Und vorher? Was geschah vorher? Vor zwanzig Jahren?
Gespräche über Nächte. Marathongleich. Keine Erschöpfung. Hellwach am Tage.
Dann im Wald. Wange an Wange.
Da war etwas, das war gespannt wie das Springkraut am Wegrand. Das wollte losbersten. Da war die Ahnung von Etwas. Das war behutsam. Hatte Zeit. Wollte wachsen. Machte atemlos. Machte taumelig. Wollte hoch hinaus.
Da war dieses Etwas.
>Heute ist alles gut<, hörte er sie flüstern.
>Ja.<
Seine Stimme bebte.
Plötzlich schneidender Wind. Ließ die Haut beinahe platzen. Knacken und Ächzen in Stamm und Zweigen des Baums.
>Dank dir für den goldenen Hauch Erinnerung, mein Moritz.<
Sie küsste seine Wange.
Ihre Schritte waren rasch und zielstrebig, als sie sich entfernte.
Er hörte sie singen:

Ich bin die aufreißende Wolkendecke.
Ich bin das Blau dahinter.
Ich bin der aufblitzende Sonnenstrahl.
Ich bin der Grashalm zwischen den Blumen.
Ich bin die Windböe im Januar.
Ich bin Begeisterung am Lebensmorgen.
Ich bin Mühsal und Sterben.
Ich bin Wiedergeburt und Kreislauf.

Was bin ich?
Wer bin ich?
Warum bin ich?
Wozu bin ich?

Ihr Gesang verklang.

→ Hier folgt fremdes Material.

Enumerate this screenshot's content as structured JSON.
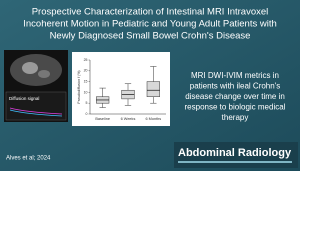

Moritz lehnte sich gegen den Baum. Der war von einer Eisschicht überzogen. Moritz ritzte mit seinem Daumennagel das Eis, als wolle er den Stamm aus der Umklammerung befreien. Er schabte, bis sein Blut Streifen zog.

Anthologie Freiheit 2005

Interne Verweise

Kommentare

27. Dez 2015

Ein Text, der stark, real ist. Hart!
(Dennoch höchst poetisch. Zart...)

LG Axel

27. Dez 2015

Ein sehr dichter Moment in dem es gelingt, im Abschiedsschmerz einen Teil des Anfangszaubers zu betrachten und den Leser mitfühlen zu lassen. Klasse.

Liebe Grüße

Mara

28. Dez 2015

Hab soeben die Kiste angeworfen. Kann jetzt antworten. Tolle Kommentare. Freu mich sehr!